L’uomo di Rousseau è tutto perfetto nella sua solitudine. Con il rigetto del Genesi, l’uomo e la donna non hanno titolo di somiglianza né ragione oggettiva di istituire tra loro una stabile compagnia. Contro la densità relazionale del Genesi: “Per questo l’uomo abbandonerà suo padre e sua madre e si unirà a sua moglie e i due saranno una sola carne” (Gn 2, 24), i maschi filosofi dei “lumi” che teorizzano l’umano in un quadro decisamente anti-biblico hanno difficoltà a pensare uomo e donna in un rapporto relazionale di alleanza ontologica e di amicizia paritaria [20].

Diderot usa una formula impressionante, che esprime in modo radicale la rottura dello spirito dei “lumi” con l’antropologia cristiana: “L’homme n’est peut-être que le monstre de la femme, ou la femme le monstre de l’homme” [21]. Osserva Martin che tale formula è la versione massimalista del rifiuto della Bibbia relativamente alla tessitura fondamentale della coppia umana [22].

6. La relazione tra uomo e donna ridotta a rapporto di forza.

La rottura dell’immagine biblica archetipica dell’alleanza ontologica riduce la relazione uomo-donna a un rapporto di forza.
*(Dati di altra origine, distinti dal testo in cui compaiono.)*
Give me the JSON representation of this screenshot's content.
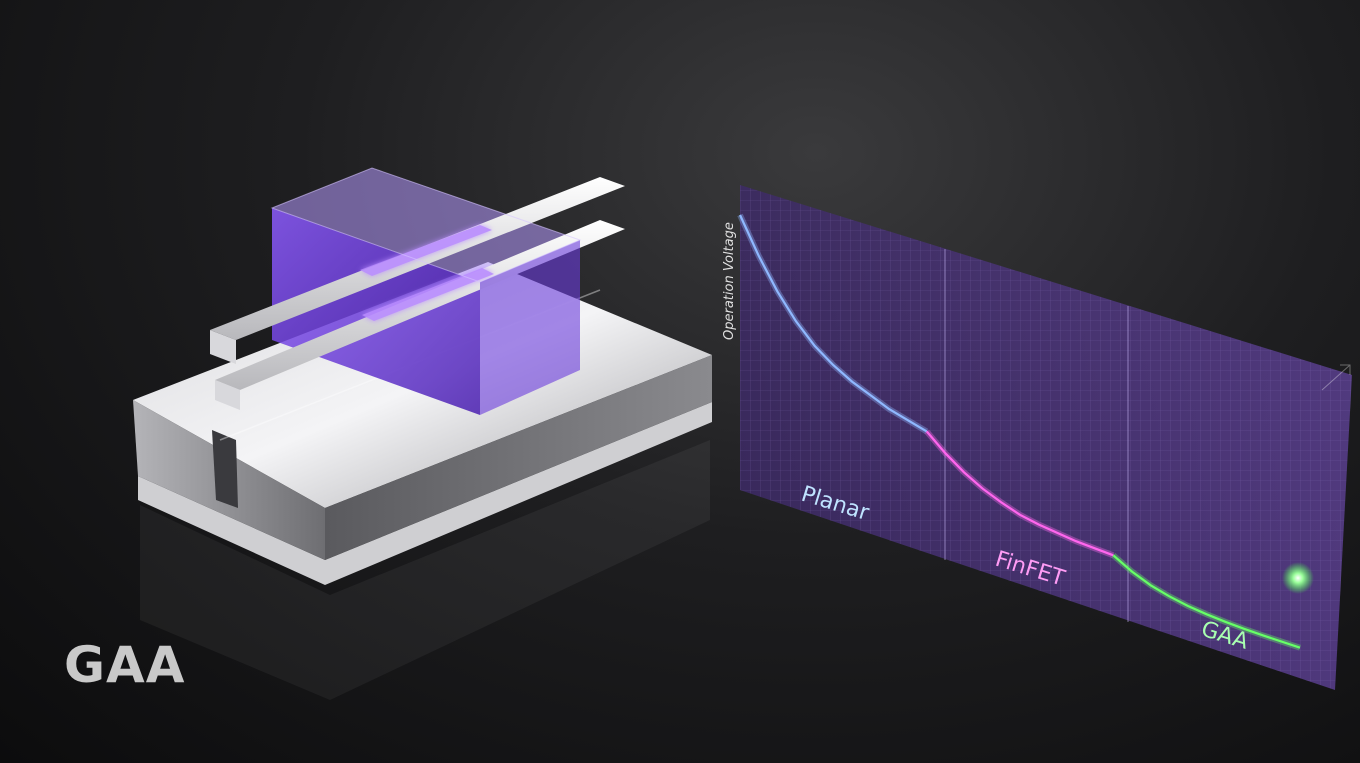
{
  "caption": "GAA",
  "chart_data": {
    "type": "line",
    "ylabel": "Operation Voltage",
    "xlabel": "",
    "categories": [
      "Planar",
      "FinFET",
      "GAA"
    ],
    "grid": true,
    "series": [
      {
        "name": "Planar",
        "color": "#8fb8ff",
        "points": [
          [
            0,
            1.0
          ],
          [
            0.1,
            0.87
          ],
          [
            0.2,
            0.76
          ],
          [
            0.3,
            0.67
          ],
          [
            0.4,
            0.6
          ],
          [
            0.5,
            0.55
          ],
          [
            0.6,
            0.51
          ],
          [
            0.7,
            0.48
          ],
          [
            0.8,
            0.45
          ],
          [
            0.9,
            0.43
          ],
          [
            1.0,
            0.41
          ]
        ]
      },
      {
        "name": "FinFET",
        "color": "#ff66ee",
        "points": [
          [
            1.0,
            0.41
          ],
          [
            1.1,
            0.35
          ],
          [
            1.2,
            0.3
          ],
          [
            1.3,
            0.26
          ],
          [
            1.4,
            0.23
          ],
          [
            1.5,
            0.205
          ],
          [
            1.6,
            0.19
          ],
          [
            1.7,
            0.18
          ],
          [
            1.8,
            0.17
          ],
          [
            1.9,
            0.165
          ],
          [
            2.0,
            0.16
          ]
        ]
      },
      {
        "name": "GAA",
        "color": "#66ff66",
        "points": [
          [
            2.0,
            0.16
          ],
          [
            2.1,
            0.12
          ],
          [
            2.2,
            0.09
          ],
          [
            2.3,
            0.07
          ],
          [
            2.4,
            0.055
          ],
          [
            2.5,
            0.045
          ],
          [
            2.6,
            0.038
          ],
          [
            2.7,
            0.033
          ],
          [
            2.8,
            0.03
          ],
          [
            2.9,
            0.028
          ],
          [
            3.0,
            0.026
          ]
        ]
      }
    ],
    "label_colors": [
      "#bfe3ff",
      "#ff9cf5",
      "#a8ffb0"
    ]
  }
}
L’aspetto sessuale, che resta predominante e quasi esclusivo, una volta cacciati via i profili spirituali e sentimentali dell’esistenza, viene ordinariamente espresso nei termini polemologici di attacco maschile e di difesa femminile e, conseguentemente, di vittoria per il primo e disfatta per la seconda.

Anche a questo riguardo Diderot esercita il ruolo di maestro: “Le coeur de l’homme ne frissonne point; ses sens commandent et il obéit. Les sens de la femme s’expliquent, et elle craint de les écouter. C’est l’affaire de l’homme que de la distraire de sa crainte, de l’enivrer et de la séduire. L’homme conserve toute son impulsion naturelle vers la femme: l’impulsion naturelle de la femme vers l’hommne, dirait un géomètre, est en raison composée de la directe de la passion et de l’inverse de la crainte, raison qui se complique d’une multitude d’éléments divers dans nos sociétés, éléments qui concourent presque tous à accroître la pusillanimité d’un sexe et la durée de la poursuite de l’autre. C’est une espèce de tactique où les ressources de la défense et les moyens de l’attaque ont marché sur la même ligne” [23].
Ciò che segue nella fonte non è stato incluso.